'I do not want to wait until she's dying before I intervene'
Existing rules do not help in assessing when a risk to health becomes a risk to life, says the Master of the National Maternity Hospital at Holles Street, writes SHEILA WAYMAN
The Master of the National Maternity Hospital is a woman under pressure. When I arrive at the agreed time for an interview, I am told at the front desk of the antiquated building on Holles Street that there are others waiting ahead of me. The “others” sitting in the small entrance hall waiting for Dr Rhona Mahony include a significant one – the Minister for State at the Department of Health, Alex White.
When Dr Mahony arrives about 10 minutes later to greet White, an apologetic secretary says that she is not sure how long I’ll have to wait as the master also has to go down to theatre.
Being the head obstetrician at a hospital with 700 staff and where about 27 babies are born each day is an onerous responsibility.
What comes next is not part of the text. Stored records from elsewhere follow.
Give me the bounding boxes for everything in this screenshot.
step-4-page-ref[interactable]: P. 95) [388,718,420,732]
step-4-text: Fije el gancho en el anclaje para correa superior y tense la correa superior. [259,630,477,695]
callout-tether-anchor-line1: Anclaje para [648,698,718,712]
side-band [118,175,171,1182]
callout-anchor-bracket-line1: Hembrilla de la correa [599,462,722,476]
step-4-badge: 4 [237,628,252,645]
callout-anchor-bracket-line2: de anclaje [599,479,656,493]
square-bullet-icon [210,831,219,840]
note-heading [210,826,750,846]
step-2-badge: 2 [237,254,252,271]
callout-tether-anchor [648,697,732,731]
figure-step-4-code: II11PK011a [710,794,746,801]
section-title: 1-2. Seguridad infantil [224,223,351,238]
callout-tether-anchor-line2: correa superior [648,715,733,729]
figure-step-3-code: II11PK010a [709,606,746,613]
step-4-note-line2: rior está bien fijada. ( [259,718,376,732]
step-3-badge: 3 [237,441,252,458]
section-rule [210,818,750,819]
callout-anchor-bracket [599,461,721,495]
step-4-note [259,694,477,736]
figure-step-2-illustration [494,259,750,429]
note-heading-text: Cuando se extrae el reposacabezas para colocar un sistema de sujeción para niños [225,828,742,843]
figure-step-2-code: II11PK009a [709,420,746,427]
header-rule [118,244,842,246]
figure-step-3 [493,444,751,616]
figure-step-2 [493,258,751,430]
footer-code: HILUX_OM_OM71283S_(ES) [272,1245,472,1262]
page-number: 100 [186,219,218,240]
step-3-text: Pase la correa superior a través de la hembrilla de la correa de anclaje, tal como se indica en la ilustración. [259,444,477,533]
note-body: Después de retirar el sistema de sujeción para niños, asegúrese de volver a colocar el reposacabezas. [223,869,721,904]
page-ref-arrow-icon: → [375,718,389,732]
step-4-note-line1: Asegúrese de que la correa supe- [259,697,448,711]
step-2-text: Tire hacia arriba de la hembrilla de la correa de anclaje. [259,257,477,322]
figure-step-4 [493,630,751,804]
She wears the stress lightly, although with the country convulsed over the death of Savita Halappanavar and the issues arising from that, everybody working at the coalface of the maternity services must be particularly deeply affected.
Mahony is concerned that neither Medical Council guidelines nor legislation address situations where the degree of risk to a woman’s life, if a pregnancy continues, may be difficult to assess.
“If we think is a woman is going to die, we can terminate the pregnancy – and we do – and there are no issues surrounding that,” she explains.
“But there are areas where we are not sure how to quantify the risk to life, and indeed the risk to health, and there is an overlap between the two – when does the risk to health become a risk to life?
“It can be difficult in practice to make a clinical distinction between threat to life and threat to health, therefore there is a degree of legal uncertainty.”
Doctors need to be able to exercise professional judgment without fear of prosecution, she stresses, “and at the heart of all of this is our wish to look after women the best way we can”.
For instance, more women with serious underlying diseases, such as congenital heart disease, or significant chest or liver disease are now, thanks to improved healthcare, living to an age when they may become pregnant. But the extra burden of pregnancy can significantly impair health and pose a significant risk of mortality.
“When she comes in at 12 weeks gestation she may be very well but I am looking at the effect of this pregnancy as it progresses,” says Mahony, who does not believe it is clear exactly when, in such a case, she is permitted to intervene.